# Can I change the SSD in Asus Taichi 21?



## 1nf3rn0x (Apr 24, 2014)

Just wondering if it is possible to put a larger ssd in this ultrabook? This is the ssd in currently.


----------



## MxPhenom 216 (Apr 24, 2014)

Should be able to yes, as long as its 7mm thick.


----------



## 1nf3rn0x (Apr 24, 2014)

MxPhenom 216 said:


> Should be able to yes, as long as its 7mm thick.


As long as what is 7mm thick? The actual drive itself?

Is this a viable drive? http://ijk.com.au/branch/ijk/product_info.php?cPath=27_553&products_id=146789

I done some more snooping 
	

	
	
		
		

		
		
	


	





"The SSD, which is roughly the size and shape of a stick of gum, is replaceable, but it doesn't use the standard mSATA form factor or connector—both the shape of the drive and the connector are nearly identical to the non-standard SSDs that Apple uses in its MacBook Airs, though AnandTech points out that the two aren't actually compatible. Replacing this SSD after purchase is going to be more difficult and expensive than it would be had the laptop gone with a standard drive."


So, what do?


----------



## 4ghz (Apr 24, 2014)

Probably not. That uses mini SATA (mSATA) connector and is meant to be installed on computers that already comes with SSD.  Computers that comes with hard drive can't fit that without an adapter like this:





The adapter comes with holder for 27mm, 50mm, and 70mm long mSATA SSD.  You can find them on eBay (risky and likely unreliable) or from some reputable sources for a hefty price. You should look for standard 2.5" SATA SSD, while observing the max thickness.  This is what I have in my laptop: http://www.newegg.com/Product/Product.aspx?Item=N82E16820168089 (my laptop is only SATA2 but I can transfer if I get a new laptop).
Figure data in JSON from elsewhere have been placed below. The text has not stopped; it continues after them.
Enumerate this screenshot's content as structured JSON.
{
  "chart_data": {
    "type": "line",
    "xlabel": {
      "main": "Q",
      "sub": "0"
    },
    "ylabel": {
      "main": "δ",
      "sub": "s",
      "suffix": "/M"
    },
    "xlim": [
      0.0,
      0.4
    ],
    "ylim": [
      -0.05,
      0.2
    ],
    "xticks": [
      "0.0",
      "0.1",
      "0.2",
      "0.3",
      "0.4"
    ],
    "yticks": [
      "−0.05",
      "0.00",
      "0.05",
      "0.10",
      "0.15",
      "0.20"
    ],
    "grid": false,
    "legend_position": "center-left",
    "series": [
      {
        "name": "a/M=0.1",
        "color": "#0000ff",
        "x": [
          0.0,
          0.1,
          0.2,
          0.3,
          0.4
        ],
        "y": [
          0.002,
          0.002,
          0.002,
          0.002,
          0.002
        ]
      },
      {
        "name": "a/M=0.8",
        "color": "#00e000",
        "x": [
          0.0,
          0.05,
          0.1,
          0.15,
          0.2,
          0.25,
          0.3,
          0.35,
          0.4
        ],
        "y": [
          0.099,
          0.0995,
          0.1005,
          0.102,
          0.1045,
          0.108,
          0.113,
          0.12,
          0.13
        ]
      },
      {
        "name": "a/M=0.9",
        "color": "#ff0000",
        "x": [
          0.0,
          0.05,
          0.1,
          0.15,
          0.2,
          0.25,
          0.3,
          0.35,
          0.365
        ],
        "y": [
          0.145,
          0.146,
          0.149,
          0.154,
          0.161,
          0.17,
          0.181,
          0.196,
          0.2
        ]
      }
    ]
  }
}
I was able to move the OS easily. First I ran disk optimizer to force optimizing free space, that would move all the files into one area of the hard drive.  Then using compmgmt.msc (in run box) clicked on storage -> disk management and right-clicked on the hard drive to be replaced and used shrink. I was able to shrink it less than 256GB (you only need to shrink smaller than the new SSD so it'd fit).  next using Windows backup, I copied the entire C: onto an external USB hard drive.  Shut the laptop down, removed the old hard drive, installed the new SSD, put the Windows 7 CD I used originally on this laptop, booted it up and it loaded Windows 7 setup. I used the restore option and had it restore from the external USB hard drive, it'd set the new SSD automatically and when it's done, you should be able to boot right into new SSD as normal (much faster too!!!)  Go back to compmgmt.msc and go to the new hard drive and expand it to fill every MB of free space so you'd have a full SSD. You may be missing 100MB at the start, it is for important Windows stuff, leave it.
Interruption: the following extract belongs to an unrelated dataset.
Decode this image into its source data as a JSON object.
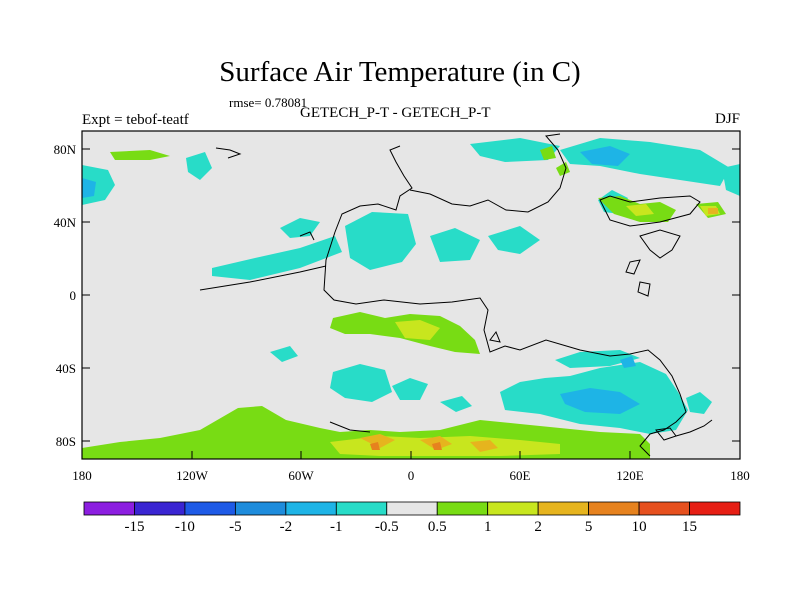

My laptop is a larger 17" model with space for 2 hard drives, I moved the old 500GB onto the second spot for data (mp3, anime, etc) and my laptop is much zippier. Do search for optimizing SSD for Windows, moving page file to only the mechanical drive (or disable page file) for example, disable hibernate if you don't need it to free up a few GB, turn off prefetching and other stuff as those aren't useful on SSD.


----------